Die Frauen überwachten uns -- beide hielten eine Handgranate in der Hand. Der dritte Entführer durchsuchte uns, dann mußten wir uns getrennt hinsetzen, jeder auf einen anderen Platz. Sie hatten gut beobachtet und bemerkt, daß wir Spanier eine Gruppe waren. Wir mußten uns daraufhin alle getrennt setzen. Im allgemeinen haben sie uns Spanier besser behandelt als die Deutschen.
Die Körperdurchsuchung durch die Entführer dauerte mehr als zwei Stunden. Inzwischen waren wir schon in Rom gelandet. Unterwegs hatte ich durchs Fenster drei italienische Jagdflugzeuge gesehen.
Vor der Landung in Rom mußten wir die Rollos der Fenster schließen, so daß wir nichts sehen konnten. Wir haben auch nichts von den Verhandlungen mitbekommen. Nach dem Start in Rom durften wir die Rollos wieder aufmachen, "um den Sonnenuntergang anzuschauen", so sagte der Chef der Entführer durch Bordlautsprecher.

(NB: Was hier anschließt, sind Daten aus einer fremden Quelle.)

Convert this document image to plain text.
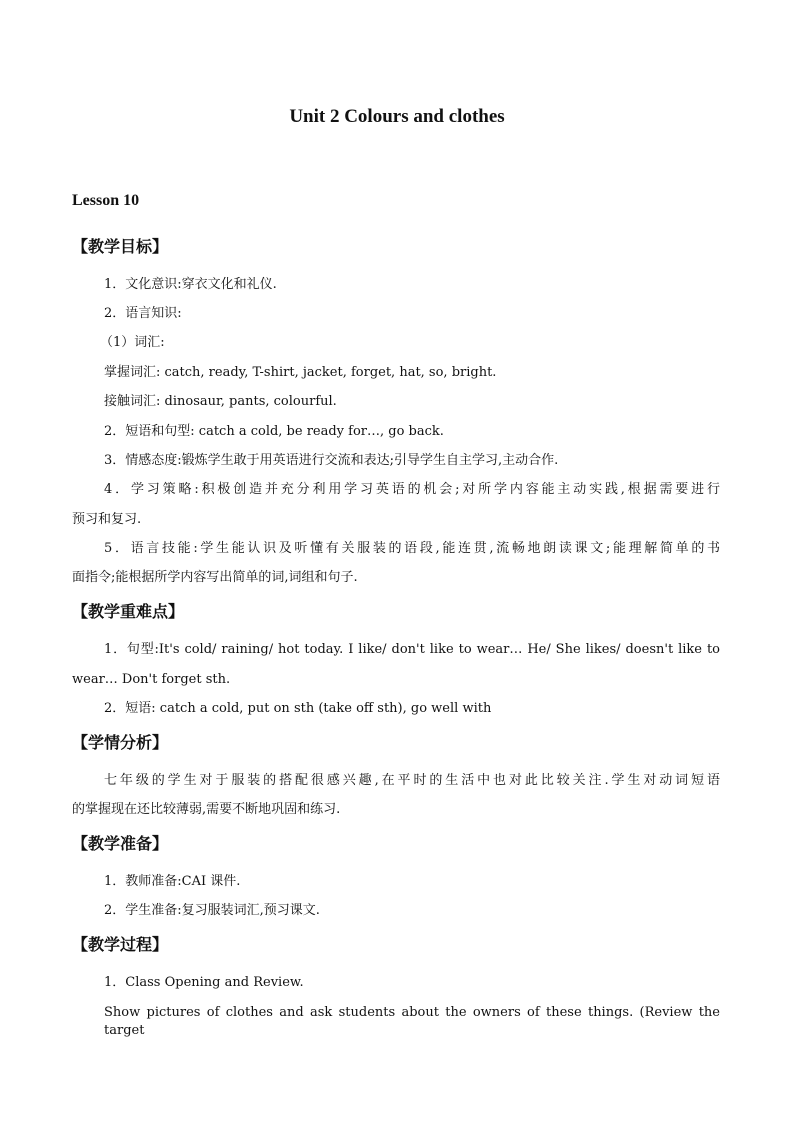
Unit 2 Colours and clothes
Lesson 10
【教学目标】
1．文化意识:穿衣文化和礼仪.
2．语言知识:
（1）词汇:
掌握词汇: catch, ready, T-shirt, jacket, forget, hat, so, bright.
接触词汇: dinosaur, pants, colourful.
2．短语和句型: catch a cold, be ready for…, go back.
3．情感态度:锻炼学生敢于用英语进行交流和表达;引导学生自主学习,主动合作.
4．学习策略:积极创造并充分利用学习英语的机会;对所学内容能主动实践,根据需要进行
预习和复习.
5．语言技能:学生能认识及听懂有关服装的语段,能连贯,流畅地朗读课文;能理解简单的书
面指令;能根据所学内容写出简单的词,词组和句子.
【教学重难点】
1．句型:It's cold/ raining/ hot today. I like/ don't like to wear… He/ She likes/ doesn't like to
wear… Don't forget sth.
2．短语: catch a cold, put on sth (take off sth), go well with
【学情分析】
七年级的学生对于服装的搭配很感兴趣,在平时的生活中也对此比较关注.学生对动词短语
的掌握现在还比较薄弱,需要不断地巩固和练习.
【教学准备】
1．教师准备:CAI 课件.
2．学生准备:复习服装词汇,预习课文.
【教学过程】
1．Class Opening and Review.
Show pictures of clothes and ask students about the owners of these things. (Review the target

Wir wußten nicht, wohin wir flogen. Nach dem Sonnenstand schloß ich auf Tripolis, nach der Flugdauer auf Äthiopien. Dann aber machte die Maschine einen Bogen und landete. Die Fenster waren wieder zu, wir wußten nicht, wo wir waren. Auf dem Flughafen mußten wir die längste Zeit die Hände über dem Kopf halten.
Dann flogen wir weiter, und wieder wußten wir nicht, wohin. Da ich den Typ der Lufthansa-Maschine nicht kannte, konnte ich mir nicht ausrechnen, wieviel Sprit wir noch hatten. Die zwei Frauen und der dritte Entführer sagten kein einziges Wort, sie bedrohten uns nur mit den Handgranaten. Untereinander sprachen sie, glaube ich, arabisch. Einmal wurde gefragt, ob ein Arzt im Flugzeug sei, aber es war keiner da. Immer wieder drohte der Chef: "Wer unsere Befehle nicht ausführt, wird hingerichtet."
Wir landeten wieder. Erst später hörte ich, daß wir in Bahrein waren. Da hat Flugkapitän Schumann zum ersten Male die Pilotenkanzel verlassen. Im Gang machte er Gymnastik mit den Armen. Zum ersten Male durften wir essen und danach rauchen.
In Dubai schließlich durften wir zum ersten Male auf die Toilette. Der Chef der Bande erlaubte uns, wieder miteinander zu sprechen. Nur mit dem Flugkapitän durfte noch niemand reden. Zufällig setzte sich Kapitän Schumann in Dubai kurz auf den Sitz neben mir. Ich teilte ihm mit, daß auch ich Pilot sei, und er schien sehr froh darüber zu sein. Er sagte mir, daß er sehr über die Situation besorgt sei und sich von Lufthansa ein bißchen allein gelassen fühle. Dann erklärte er mir die bisherige Route und sagte, er habe auch Landungen in Damaskus und Bagdad versucht.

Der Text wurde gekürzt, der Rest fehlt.